Vragen van het lid Nijboer (PvdA) aan de Minister van Financiën over de ING als huisbankier van de staat (ingezonden 13 maart 2018).

Mededeling van Minister Hoekstra (Minister van Financiën) (ontvangen 5 april 2018).

Vraag 1

Hoe verhoudt de voorgenomen salarisverhoging van ING-topman Hamers zich tot de opvatting van de Nederlandse Staat over beheerst beloningsbeleid?

Vraag 2

In hoeverre speelde tijdens de gunning aan de ING om de rijksbankrekeningen te beheren maatschappelijk verantwoord ondernemen, waaronder een beheerst en redelijk beloningsbeleid, een rol?

Vraag 3

Voldoet de ING in uw ogen nog aan de criteria voor maatschappelijke betamelijkheid, zeker omdat u de salarisverhoging zelf buitensporig noemde?

Vraag 4

Onder welke voorwaarden kan het contract met de ING als huisbankier van de Staat worden opgezegd?

Vraag 5

Bent u bereid, als de ING vasthoudt aan de salarisverhoging, te onderzoeken of de overheid af kan van haar contract met de ING en te kiezen voor een huisbankier die wel normale beloningen voor de top heeft?

Vraag 6

Wilt u deze vragen beantwoorden voor het debat over de loonsverhoging van de ING-topman?

Mededeling

Hierbij laat ik u weten dat ik de door het lid Nijboer (PvdA) gestelde vragen over de ING als huisbankier van de staat, ingezonden op 13 maart 2018 met kenmerk 2018Z04428, niet binnen de gestelde termijn kan beantwoorden.
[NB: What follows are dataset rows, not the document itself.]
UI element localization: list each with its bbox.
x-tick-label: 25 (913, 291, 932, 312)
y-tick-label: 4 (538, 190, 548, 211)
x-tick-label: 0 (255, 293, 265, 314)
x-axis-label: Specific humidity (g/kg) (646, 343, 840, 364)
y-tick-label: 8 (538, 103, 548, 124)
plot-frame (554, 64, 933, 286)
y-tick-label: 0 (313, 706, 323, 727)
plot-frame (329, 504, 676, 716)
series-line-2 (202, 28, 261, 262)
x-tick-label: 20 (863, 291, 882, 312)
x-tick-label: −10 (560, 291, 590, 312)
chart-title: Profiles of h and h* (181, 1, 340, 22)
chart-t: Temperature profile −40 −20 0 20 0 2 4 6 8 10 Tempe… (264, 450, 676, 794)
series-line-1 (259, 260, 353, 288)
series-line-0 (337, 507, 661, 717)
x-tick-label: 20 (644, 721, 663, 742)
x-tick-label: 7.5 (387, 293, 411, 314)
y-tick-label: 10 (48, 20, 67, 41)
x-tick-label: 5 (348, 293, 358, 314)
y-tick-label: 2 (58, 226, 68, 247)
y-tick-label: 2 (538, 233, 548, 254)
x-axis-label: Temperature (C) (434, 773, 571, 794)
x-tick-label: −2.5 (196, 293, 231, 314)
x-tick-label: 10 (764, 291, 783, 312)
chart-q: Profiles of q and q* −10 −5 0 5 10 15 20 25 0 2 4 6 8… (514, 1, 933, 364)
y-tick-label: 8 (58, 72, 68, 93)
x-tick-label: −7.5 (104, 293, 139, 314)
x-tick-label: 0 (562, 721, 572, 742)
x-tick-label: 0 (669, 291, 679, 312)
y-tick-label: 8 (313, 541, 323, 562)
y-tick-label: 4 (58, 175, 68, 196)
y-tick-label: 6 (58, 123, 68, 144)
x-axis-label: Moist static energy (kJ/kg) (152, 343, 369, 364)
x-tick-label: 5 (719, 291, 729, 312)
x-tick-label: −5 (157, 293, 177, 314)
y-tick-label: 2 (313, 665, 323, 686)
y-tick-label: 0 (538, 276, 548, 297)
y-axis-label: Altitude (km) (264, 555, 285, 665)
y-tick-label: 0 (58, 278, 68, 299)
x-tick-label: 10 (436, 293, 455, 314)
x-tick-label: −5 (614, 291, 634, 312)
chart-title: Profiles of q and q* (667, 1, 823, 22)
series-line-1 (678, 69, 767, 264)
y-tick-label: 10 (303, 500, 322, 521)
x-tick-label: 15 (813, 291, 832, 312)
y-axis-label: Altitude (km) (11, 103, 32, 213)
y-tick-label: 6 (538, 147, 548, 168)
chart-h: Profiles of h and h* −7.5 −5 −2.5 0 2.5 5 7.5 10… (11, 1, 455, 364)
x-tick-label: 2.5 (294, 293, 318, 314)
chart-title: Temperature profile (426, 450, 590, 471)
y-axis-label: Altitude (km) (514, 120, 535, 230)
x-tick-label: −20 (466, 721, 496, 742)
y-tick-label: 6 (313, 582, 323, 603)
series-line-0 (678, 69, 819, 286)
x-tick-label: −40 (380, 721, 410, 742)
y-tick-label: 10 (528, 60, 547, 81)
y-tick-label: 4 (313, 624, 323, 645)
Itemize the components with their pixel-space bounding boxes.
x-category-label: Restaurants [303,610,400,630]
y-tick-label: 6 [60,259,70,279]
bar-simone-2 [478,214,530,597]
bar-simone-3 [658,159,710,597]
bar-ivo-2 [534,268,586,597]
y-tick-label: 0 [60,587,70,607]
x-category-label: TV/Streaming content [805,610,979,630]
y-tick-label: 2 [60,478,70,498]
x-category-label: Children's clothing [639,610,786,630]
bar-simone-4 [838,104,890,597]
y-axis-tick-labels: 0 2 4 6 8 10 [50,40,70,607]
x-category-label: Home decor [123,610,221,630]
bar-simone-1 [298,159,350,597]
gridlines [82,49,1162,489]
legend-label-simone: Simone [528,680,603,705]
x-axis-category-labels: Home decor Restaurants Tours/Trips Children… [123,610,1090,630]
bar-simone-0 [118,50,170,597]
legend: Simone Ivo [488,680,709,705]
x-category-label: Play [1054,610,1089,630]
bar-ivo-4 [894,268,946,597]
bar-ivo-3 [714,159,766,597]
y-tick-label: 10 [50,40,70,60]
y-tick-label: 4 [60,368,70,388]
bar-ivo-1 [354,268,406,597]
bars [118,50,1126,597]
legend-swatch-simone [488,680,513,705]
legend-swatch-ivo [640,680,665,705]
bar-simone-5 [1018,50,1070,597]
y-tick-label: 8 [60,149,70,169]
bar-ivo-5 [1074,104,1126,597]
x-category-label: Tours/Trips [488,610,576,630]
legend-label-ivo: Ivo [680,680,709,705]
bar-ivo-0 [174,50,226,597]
Wel kan ik u alvast zeggen dat een eventuele loonsverhoging van de CEO van ING geen juridische grondslag vormt om de overeenkomst met ING als huisbankier op te zeggen. De verdere beantwoording van deze Kamervragen vergt nadere afstemming en onderzoek.

Ik streef ernaar de vragen zo spoedig mogelijk te beantwoorden.